Coherent ‘escape valves’ when Vega-Lite is not sufficiently flexible. Visualisation libraries involve a trade off between flexibility and ease of use. With most libraries, there are some customisations or chart types which are simply not possible, and the user has to resort to a learning a completely different tool (e.g. d3.js) to achieve their goals. Vega-Lite is is part of a more coherent set of abstractions. Users can fall back on the more verbose, but more customisable Vega syntax when Vega-Lite is not sufficient, and Vega will be instantly familiar. And both Vega and Vega-Lite share a range of core concepts with d3.js (an imperative language), which gives essentially unlimited flexibility. Coming to Vega-Lite from d3.js, I found that it immediately ‘made sense’ because of these shared concepts.

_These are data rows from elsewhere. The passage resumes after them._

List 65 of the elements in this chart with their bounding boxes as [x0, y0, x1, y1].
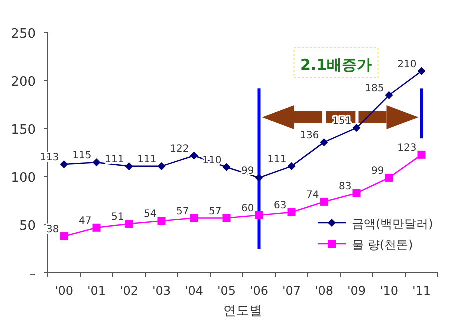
x-tick-label: '00	[54, 284, 74, 298]
y-tick-label: –	[30, 267, 36, 282]
x-tick-label: '05	[217, 284, 236, 298]
data-label: 99	[372, 166, 384, 177]
y-tick-label: 50	[19, 219, 36, 234]
point	[418, 67, 426, 76]
x-tick-label: '09	[347, 284, 366, 298]
data-label: 122	[170, 144, 190, 155]
x-tick-label: '01	[87, 284, 106, 298]
point	[352, 189, 361, 198]
data-label: 111	[105, 154, 124, 166]
data-label: 74	[306, 190, 320, 201]
point	[92, 158, 101, 167]
x-tick-label: '07	[282, 284, 302, 298]
legend-label: 물 량(천톤)	[352, 238, 414, 252]
point	[190, 152, 198, 160]
point	[418, 150, 426, 159]
data-label: 57	[176, 206, 190, 218]
x-tick-label: '03	[152, 284, 172, 298]
data-label: 123	[398, 142, 417, 154]
x-tick-label: '08	[314, 284, 334, 298]
annotation: 2.1배증가	[300, 56, 372, 74]
point	[255, 211, 264, 220]
data-label: 111	[138, 154, 157, 166]
x-tick-label: '04	[184, 284, 204, 298]
point	[222, 163, 231, 172]
x-tick-label: '06	[250, 284, 269, 298]
data-label: 210	[398, 59, 417, 70]
point	[158, 162, 166, 170]
y-tick-label: 150	[11, 123, 36, 138]
point	[125, 162, 134, 170]
point	[125, 220, 134, 228]
data-label: 57	[209, 206, 222, 218]
point	[320, 198, 328, 206]
point	[288, 208, 296, 217]
data-label: 54	[144, 209, 157, 220]
data-label: 115	[72, 150, 92, 162]
point	[320, 138, 328, 146]
data-label: 51	[112, 212, 124, 224]
y-tick-label: 250	[11, 27, 36, 42]
point	[255, 174, 264, 182]
y-tick-label: 100	[11, 171, 36, 186]
point	[158, 217, 166, 226]
data-label: 136	[300, 130, 320, 142]
point	[385, 174, 394, 182]
legend-label: 금액(백만달러)	[352, 217, 434, 231]
data-label: 63	[274, 200, 287, 212]
x-tick-label: '02	[120, 284, 139, 298]
point	[60, 160, 68, 169]
point	[92, 224, 101, 232]
data-label: 185	[365, 83, 384, 94]
data-label: 83	[339, 181, 352, 192]
point	[385, 91, 394, 100]
y-tick-label: 200	[11, 75, 36, 90]
x-axis-title: 연도별	[224, 304, 262, 319]
point	[222, 214, 231, 222]
data-label: 47	[79, 216, 92, 227]
point	[288, 162, 296, 170]
data-label: 60	[242, 203, 254, 214]
point	[60, 232, 68, 241]
point	[352, 124, 361, 132]
x-tick-label: '10	[380, 284, 399, 298]
point	[190, 214, 198, 222]
x-tick-label: '11	[412, 284, 432, 298]
data-label: 111	[268, 154, 287, 166]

Web-enabled by default, and easy to host. It is trivial to embed Vega-Lite into any website, which can then be hosted on a static web host because data processing and interaction is all dealt with by the front-end. The ease of embedding charts has resulted in it being adopted within a number of high profile websites and tools, such as Wikipedia and Kibana. If you need to embed graphics elsewhere, you can convert them into a svg or high resolution png.
Vega-Lite charts are easy to incorporate into more complex webapps. Vega View provides hooks so that Vega-Lite charts can be modified by external events, and also means that charts can expose events to other parts of the website. This means that user interaction with a chart can drive the behaviour of other parts of your website.
GUIs and other spec generation tools. Voyager2 is visualisation recommendation tool which will allow the user to build specs using point-and-click, or will automatically build a range of Vega charts based on a dataset. Draco is a cutting edge visualisation recommendation tool that won the InfoVis 2018 Best Paper Award, that suggests specs based optimising ease of visual perception. Lyra provide a GUI in which users can create heavily customised charts using point-and-click drawing tools.
Built into key data science tools by default. A Vega-Lite viewer is built into Jupyterlab by default. Voyager can be installed into JupyterLab as an extension, enabling datasets to be opened in Voyager. Pandas dataframes can be extended to support auto-generation of vega charts. JupyterLab looks set to become the most popular development environment for data scientists, so Vega’s popularity looks set to continue growing.
Reactive dataflows and strong separation of concerns result in high performance. Vega-Lite is underpinned by a sophisticated engine that is aware of what needs to be re-computed when inputs change or in reaction to other events. This eliminates unnecessary code execution. More generally, there is a strong separation of concerns between the specification and its evaluation, enabling iterative performance enhancement behind the scenes. More details are here.
Free and open source. You can find the main Vega-Lite codebase here.
The Vega-Lite docs have a good getting started tutorial.
If you’re a Python user, I recommend Altair to write your Vega-Lite specs. Jake VanderPlas is the author of Altair, and ran an excellent tutorial at Pycon 2018.
For further details, the Vega-Lite team did a great talk at OpenVis 2017, and there is another more in depth talk by the team here.
Jupyter users who just want to get their feet wet can try pdvega.
¹ For a sense of the scale of the landscape, see here for a graphic showing just the Python part.
² I have come to this conclusion after working with quite a wide range of highly-recommended (and very good) tools, including matplotlib, ggplot2, d3.js, highcharts, ggivs, Vega, Vega-Lite and plotly.
³ These influences run deep. The defaults built into vega-lite are carefully thought out, and grounded in research. For instance, how much does a typical data scientist think about which colour scales to use? This is actually the subject of rigorous academic studies — and the best ones are the defaults which are built into Vega-Lite.